Road ahead for PDVSA and ONGC

Nicolas Maduro’s government has increasingly turned to ally Russia for the cash and credit it needs to survive. It previously used Russian state bank Gazprombank and Reliance Industries Ltd. as intermediaries to make payments. In January, Russia’s state-run Gazprombank cleared a payment of $19.75 million of Venezuela’s pending dues to ONGC. India’s Reliance Industries Ltd., the owner of the world’s biggest refining complex and one of PDVSA’s biggest oil buyers, paid $68.66 million to ONGC on behalf of PDVSA in April.

PDVSA and ONGC Videsh Ltd. last year signed a deal for PDVSA to pay the debt by assigning the Indian firm 17,000 barrels per day of oil. Under the agreement, PDVSA sells the oil on behalf of ONGC and sends the cash to the Indian company. 

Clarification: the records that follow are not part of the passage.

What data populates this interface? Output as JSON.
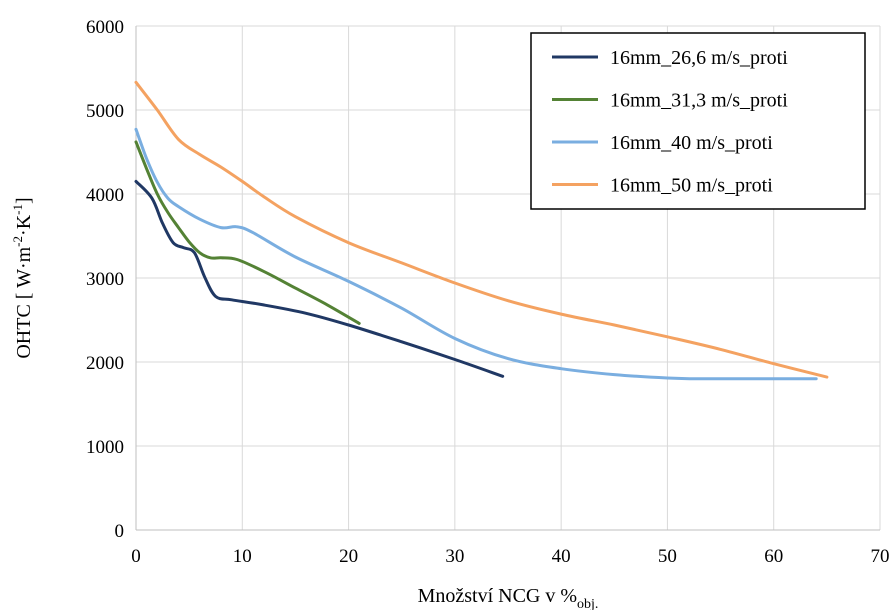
{
  "chart_data": {
    "type": "line",
    "xlabel": "Množství NCG v %",
    "xlabel_subscript": "obj.",
    "ylabel_parts": [
      "OHTC [ W·m",
      "-2",
      "·K",
      "-1",
      "]"
    ],
    "xlim": [
      0,
      70
    ],
    "ylim": [
      0,
      6000
    ],
    "x_ticks": [
      0,
      10,
      20,
      30,
      40,
      50,
      60,
      70
    ],
    "y_ticks": [
      0,
      1000,
      2000,
      3000,
      4000,
      5000,
      6000
    ],
    "grid": true,
    "legend_position": "top-right",
    "series": [
      {
        "name": "16mm_26,6 m/s_proti",
        "color": "#203864",
        "x": [
          0,
          1.5,
          2.5,
          3.5,
          4.5,
          5.5,
          6.5,
          7.5,
          9,
          12,
          16,
          20,
          25,
          30,
          34.5
        ],
        "y": [
          4150,
          3950,
          3650,
          3420,
          3360,
          3300,
          3000,
          2780,
          2740,
          2680,
          2580,
          2440,
          2240,
          2030,
          1830
        ]
      },
      {
        "name": "16mm_31,3 m/s_proti",
        "color": "#548235",
        "x": [
          0,
          1,
          2,
          3,
          4,
          5,
          6,
          7,
          8,
          9.5,
          12,
          15,
          18,
          21
        ],
        "y": [
          4620,
          4300,
          4000,
          3780,
          3600,
          3430,
          3300,
          3240,
          3240,
          3220,
          3080,
          2880,
          2680,
          2460
        ]
      },
      {
        "name": "16mm_40 m/s_proti",
        "color": "#7aaee0",
        "x": [
          0,
          1,
          2,
          3,
          4,
          6,
          8,
          9.5,
          11,
          15,
          20,
          25,
          30,
          35,
          40,
          45,
          50,
          53,
          58,
          64
        ],
        "y": [
          4770,
          4420,
          4140,
          3950,
          3850,
          3700,
          3600,
          3610,
          3540,
          3250,
          2960,
          2640,
          2280,
          2040,
          1920,
          1850,
          1810,
          1800,
          1800,
          1800
        ]
      },
      {
        "name": "16mm_50 m/s_proti",
        "color": "#f4a261",
        "x": [
          0,
          2,
          4,
          6,
          8,
          10,
          12,
          15,
          20,
          25,
          30,
          35,
          40,
          45,
          50,
          55,
          60,
          65
        ],
        "y": [
          5330,
          5000,
          4650,
          4470,
          4320,
          4150,
          3970,
          3730,
          3420,
          3180,
          2940,
          2730,
          2570,
          2440,
          2300,
          2150,
          1980,
          1820
        ]
      }
    ]
  }
}
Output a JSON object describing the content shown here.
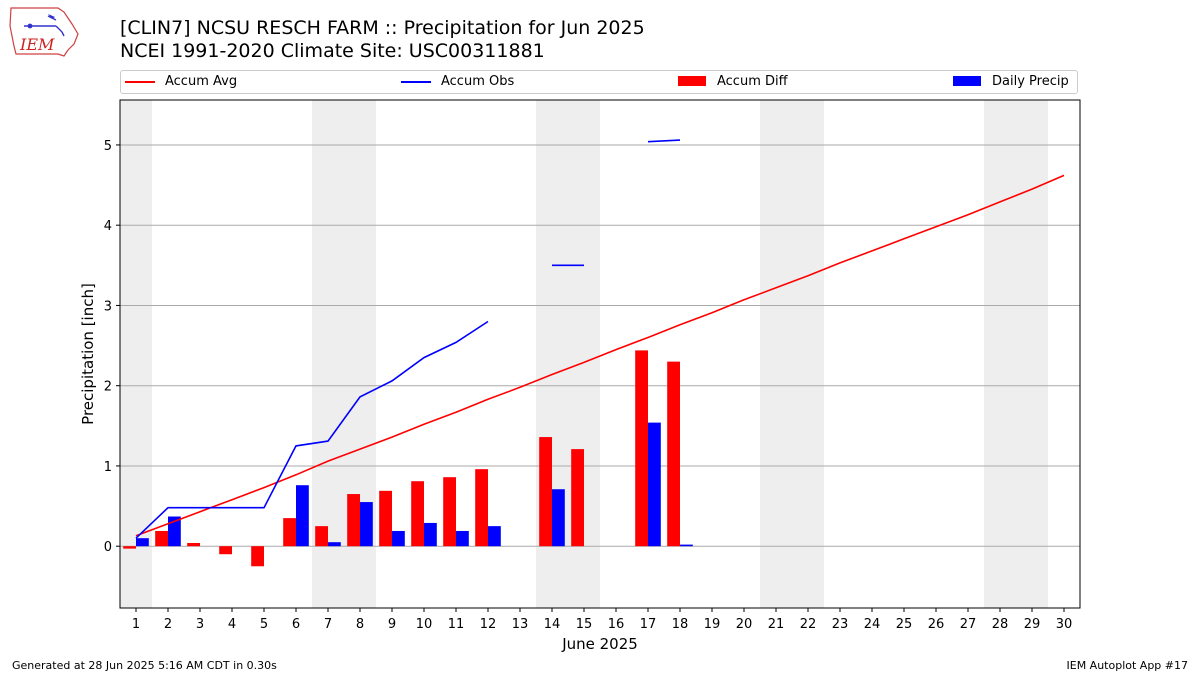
{
  "logo": {
    "text": "IEM"
  },
  "title": {
    "line1": "[CLIN7] NCSU RESCH FARM :: Precipitation for Jun 2025",
    "line2": "NCEI 1991-2020 Climate Site: USC00311881"
  },
  "legend": {
    "accum_avg": "Accum Avg",
    "accum_obs": "Accum Obs",
    "accum_diff": "Accum Diff",
    "daily_precip": "Daily Precip"
  },
  "footer": {
    "generated": "Generated at 28 Jun 2025 5:16 AM CDT in 0.30s",
    "app": "IEM Autoplot App #17"
  },
  "colors": {
    "accum_avg": "#ff0000",
    "accum_obs": "#0000ff",
    "accum_diff": "#ff0000",
    "daily_precip": "#0000ff",
    "weekend_shade": "#eeeeee",
    "grid": "#aaaaaa"
  },
  "chart_data": {
    "type": "bar",
    "xlabel": "June 2025",
    "ylabel": "Precipitation [inch]",
    "xlim": [
      0.5,
      30.5
    ],
    "ylim": [
      -0.77,
      5.56
    ],
    "x_ticks": [
      "1",
      "2",
      "3",
      "4",
      "5",
      "6",
      "7",
      "8",
      "9",
      "10",
      "11",
      "12",
      "13",
      "14",
      "15",
      "16",
      "17",
      "18",
      "19",
      "20",
      "21",
      "22",
      "23",
      "24",
      "25",
      "26",
      "27",
      "28",
      "29",
      "30"
    ],
    "y_ticks": [
      0,
      1,
      2,
      3,
      4,
      5
    ],
    "grid": "horizontal",
    "legend_position": "top",
    "shaded_days": [
      [
        1,
        1
      ],
      [
        7,
        8
      ],
      [
        14,
        15
      ],
      [
        21,
        22
      ],
      [
        28,
        29
      ]
    ],
    "series": [
      {
        "name": "Accum Avg",
        "kind": "line",
        "x": [
          1,
          2,
          3,
          4,
          5,
          6,
          7,
          8,
          9,
          10,
          11,
          12,
          13,
          14,
          15,
          16,
          17,
          18,
          19,
          20,
          21,
          22,
          23,
          24,
          25,
          26,
          27,
          28,
          29,
          30
        ],
        "values": [
          0.13,
          0.28,
          0.43,
          0.58,
          0.73,
          0.89,
          1.06,
          1.21,
          1.36,
          1.52,
          1.67,
          1.83,
          1.98,
          2.14,
          2.29,
          2.45,
          2.6,
          2.76,
          2.91,
          3.07,
          3.22,
          3.37,
          3.53,
          3.68,
          3.83,
          3.98,
          4.13,
          4.29,
          4.45,
          4.62
        ]
      },
      {
        "name": "Accum Obs",
        "kind": "line",
        "x": [
          1,
          2,
          3,
          4,
          5,
          6,
          7,
          8,
          9,
          10,
          11,
          12,
          13,
          14,
          15,
          16,
          17,
          18
        ],
        "values": [
          0.1,
          0.48,
          0.48,
          0.48,
          0.48,
          1.25,
          1.31,
          1.86,
          2.06,
          2.35,
          2.54,
          2.8,
          null,
          3.5,
          3.5,
          null,
          5.04,
          5.06
        ]
      },
      {
        "name": "Accum Diff",
        "kind": "bar",
        "x": [
          1,
          2,
          3,
          4,
          5,
          6,
          7,
          8,
          9,
          10,
          11,
          12,
          14,
          15,
          17,
          18
        ],
        "values": [
          -0.03,
          0.19,
          0.04,
          -0.1,
          -0.25,
          0.35,
          0.25,
          0.65,
          0.69,
          0.81,
          0.86,
          0.96,
          1.36,
          1.21,
          2.44,
          2.3
        ]
      },
      {
        "name": "Daily Precip",
        "kind": "bar",
        "x": [
          1,
          2,
          6,
          7,
          8,
          9,
          10,
          11,
          12,
          14,
          17,
          18
        ],
        "values": [
          0.1,
          0.37,
          0.76,
          0.05,
          0.55,
          0.19,
          0.29,
          0.19,
          0.25,
          0.71,
          1.54,
          0.02
        ]
      }
    ]
  }
}
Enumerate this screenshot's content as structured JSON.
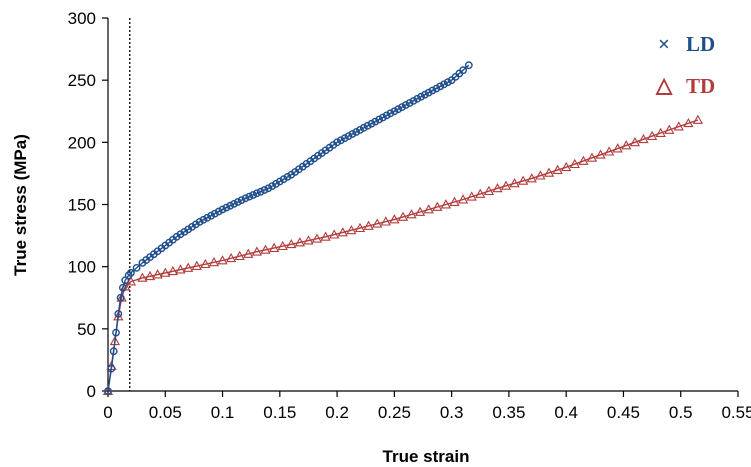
{
  "chart_data": {
    "type": "scatter",
    "xlabel": "True strain",
    "ylabel": "True stress (MPa)",
    "xlim": [
      0,
      0.55
    ],
    "ylim": [
      0,
      300
    ],
    "xticks": [
      "0",
      "0.05",
      "0.1",
      "0.15",
      "0.2",
      "0.25",
      "0.3",
      "0.35",
      "0.4",
      "0.45",
      "0.5",
      "0.55"
    ],
    "yticks": [
      "0",
      "50",
      "100",
      "150",
      "200",
      "250",
      "300"
    ],
    "grid": false,
    "legend_position": "top-right",
    "reference_line_x": 0.019,
    "series": [
      {
        "name": "LD",
        "legend_marker": "×",
        "marker": "circle",
        "color": "#1f4e8c",
        "x": [
          0,
          0.003,
          0.005,
          0.007,
          0.009,
          0.011,
          0.013,
          0.015,
          0.018,
          0.02,
          0.025,
          0.03,
          0.04,
          0.05,
          0.06,
          0.08,
          0.1,
          0.12,
          0.14,
          0.16,
          0.18,
          0.2,
          0.22,
          0.24,
          0.26,
          0.28,
          0.3,
          0.31,
          0.315
        ],
        "y": [
          0,
          18,
          32,
          47,
          62,
          75,
          83,
          89,
          93,
          95,
          99,
          103,
          110,
          117,
          124,
          136,
          146,
          155,
          163,
          174,
          187,
          200,
          210,
          220,
          230,
          240,
          250,
          258,
          262
        ]
      },
      {
        "name": "TD",
        "legend_marker": "△",
        "marker": "triangle",
        "color": "#b23b3b",
        "x": [
          0,
          0.003,
          0.006,
          0.009,
          0.012,
          0.015,
          0.02,
          0.03,
          0.05,
          0.07,
          0.1,
          0.13,
          0.16,
          0.19,
          0.22,
          0.25,
          0.28,
          0.31,
          0.34,
          0.37,
          0.4,
          0.43,
          0.46,
          0.49,
          0.515
        ],
        "y": [
          0,
          20,
          40,
          60,
          75,
          84,
          88,
          91,
          95,
          99,
          105,
          112,
          118,
          124,
          131,
          138,
          146,
          154,
          163,
          171,
          180,
          190,
          200,
          210,
          218
        ]
      }
    ]
  }
}
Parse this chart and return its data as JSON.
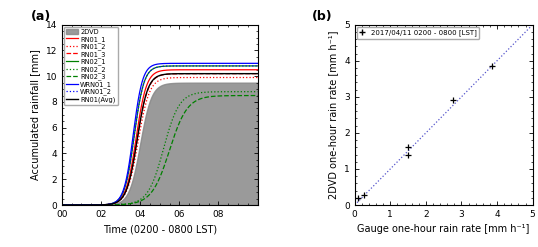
{
  "panel_a_label": "(a)",
  "panel_b_label": "(b)",
  "xlim_a": [
    0,
    10
  ],
  "ylim_a": [
    0,
    14
  ],
  "xticks_a": [
    0,
    2,
    4,
    6,
    8
  ],
  "xticklabels_a": [
    "00",
    "02",
    "04",
    "06",
    "08"
  ],
  "yticks_a": [
    0,
    2,
    4,
    6,
    8,
    10,
    12,
    14
  ],
  "xlabel_a": "Time (0200 - 0800 LST)",
  "ylabel_a": "Accumulated rainfall [mm]",
  "scatter_x": [
    0.1,
    0.25,
    1.5,
    1.5,
    2.75,
    3.85
  ],
  "scatter_y": [
    0.2,
    0.28,
    1.38,
    1.62,
    2.92,
    3.85
  ],
  "xlim_b": [
    0,
    5
  ],
  "ylim_b": [
    0,
    5
  ],
  "xticks_b": [
    0,
    1,
    2,
    3,
    4,
    5
  ],
  "yticks_b": [
    0,
    1,
    2,
    3,
    4,
    5
  ],
  "xlabel_b": "Gauge one-hour rain rate [mm h⁻¹]",
  "ylabel_b": "2DVD one-hour rain rate [mm h⁻¹]",
  "legend_b": "2017/04/11 0200 - 0800 [LST]",
  "diag_color": "#5555cc",
  "background_color": "#ffffff"
}
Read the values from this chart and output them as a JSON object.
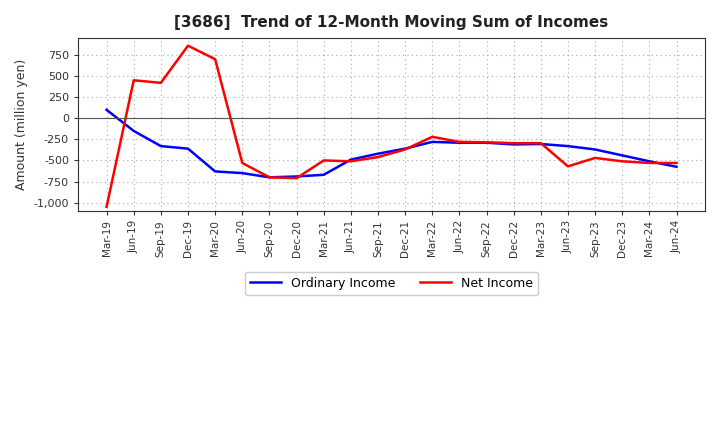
{
  "title": "[3686]  Trend of 12-Month Moving Sum of Incomes",
  "ylabel": "Amount (million yen)",
  "ylim": [
    -1100,
    950
  ],
  "yticks": [
    -1000,
    -750,
    -500,
    -250,
    0,
    250,
    500,
    750
  ],
  "background_color": "#ffffff",
  "plot_bg_color": "#ffffff",
  "grid_color": "#aaaaaa",
  "x_labels": [
    "Mar-19",
    "Jun-19",
    "Sep-19",
    "Dec-19",
    "Mar-20",
    "Jun-20",
    "Sep-20",
    "Dec-20",
    "Mar-21",
    "Jun-21",
    "Sep-21",
    "Dec-21",
    "Mar-22",
    "Jun-22",
    "Sep-22",
    "Dec-22",
    "Mar-23",
    "Jun-23",
    "Sep-23",
    "Dec-23",
    "Mar-24",
    "Jun-24"
  ],
  "ordinary_income": [
    100,
    -150,
    -330,
    -360,
    -630,
    -650,
    -700,
    -690,
    -670,
    -490,
    -420,
    -360,
    -280,
    -290,
    -290,
    -310,
    -305,
    -330,
    -370,
    -440,
    -510,
    -575
  ],
  "net_income": [
    -1050,
    450,
    420,
    860,
    700,
    -530,
    -700,
    -710,
    -500,
    -510,
    -460,
    -370,
    -220,
    -280,
    -285,
    -295,
    -295,
    -570,
    -470,
    -510,
    -530,
    -530
  ],
  "ordinary_color": "#0000ff",
  "net_color": "#ff0000",
  "legend_ordinary": "Ordinary Income",
  "legend_net": "Net Income",
  "line_width": 1.8
}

Venezuela has often used oil to repay the debt; it owes billions of dollars to both Russia and China and is paying both with oil. Many multinational firms have written off their Venezuelan operations and investments, but ONGC is aiming to expand in the South American country. The Indian firm is seeking to raise funding for Venezuela’s San Cristobal oil project, in which it has a 40 percent stake. PDVSA and ONGC aim to raise oil output from the project to about 27,000 barrel per day from 18,000 barrel per day.